Guards address this gap. They distinguish destructive from non-destructive use of tools like git, uv, docker, and cloud CLIs regardless of where the agent runs. A sandboxed agent still needs guards to prevent it from force-pushing a branch or publishing a package by mistake.

Trust Levels

Rather than requiring users to approve every individual tool call, guards use trust levels to control enforcement automatically. Each agent can be configured with a trust level that determines how strictly its tool calls are guarded:

Level	Description
Low	Most restrictive. Shell commands default to deny unless they match a known-safe pattern. File and web rules apply strictest verdicts. Appropriate for untested agents or sensitive environments.
Medium (default)	Default-allow with destructive behavior blocking. Known-destructive commands are denied; everything else is allowed. A reasonable default for most use.
High	Default-allow with relaxed blocking. Some rules that deny at medium trust downgrade to warnings. Appropriate for trusted agents on non-critical workspaces.

This lets agents work autonomously at a level of freedom appropriate to the context, without requiring a human in the loop for every shell command or file write.

Audit

All Warn and Deny verdicts are recorded to the workspace's Stencila database (<workspace>/.stencila/db.sqlite3) for post-hoc review. Allow verdicts are never recorded.

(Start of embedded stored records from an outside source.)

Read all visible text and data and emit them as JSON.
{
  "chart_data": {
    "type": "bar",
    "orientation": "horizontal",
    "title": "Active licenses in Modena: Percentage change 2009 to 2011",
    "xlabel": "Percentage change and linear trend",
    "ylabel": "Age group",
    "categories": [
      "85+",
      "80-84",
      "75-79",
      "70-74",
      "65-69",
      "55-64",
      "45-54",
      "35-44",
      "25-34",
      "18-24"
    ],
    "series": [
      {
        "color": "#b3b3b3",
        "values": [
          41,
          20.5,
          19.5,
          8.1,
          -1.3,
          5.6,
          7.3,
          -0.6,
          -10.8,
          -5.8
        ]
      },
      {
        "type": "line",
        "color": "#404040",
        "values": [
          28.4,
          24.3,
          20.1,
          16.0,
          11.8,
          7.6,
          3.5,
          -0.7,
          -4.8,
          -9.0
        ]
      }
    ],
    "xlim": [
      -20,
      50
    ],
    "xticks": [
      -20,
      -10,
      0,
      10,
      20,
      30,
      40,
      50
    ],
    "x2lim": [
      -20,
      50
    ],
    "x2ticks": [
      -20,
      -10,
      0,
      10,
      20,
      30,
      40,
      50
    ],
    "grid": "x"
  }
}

Each audit event captures:

Field	Description
`session_id`	Unique identifier for the agent session
`agent_name`	Name of the agent that made the tool call
`trust_level`	Trust level of the session (`low`, `medium`, `high`)
`tool_name`	Name of the tool that was called (`shell`, `read_file`, `web_fetch`, etc.)
`input`	The tool input that was evaluated (command string, file path, URL)
`matched_segment`	The specific segment that triggered the rule (normalized path, decisive command segment)
`verdict`	The verdict (`Warn` or `Deny`)
`rule_id`	The rule that fired (e.g., `shell.core.filesystem.recursive_delete_root`)
`reason`	Human-readable explanation of why the rule fired
`suggestion`	Actionable suggestion for what to do instead

Auditing is best-effort and non-blocking: events are sent through a bounded channel to a background task. If the database cannot be opened or the channel is full, events are silently dropped — guard enforcement continues regardless.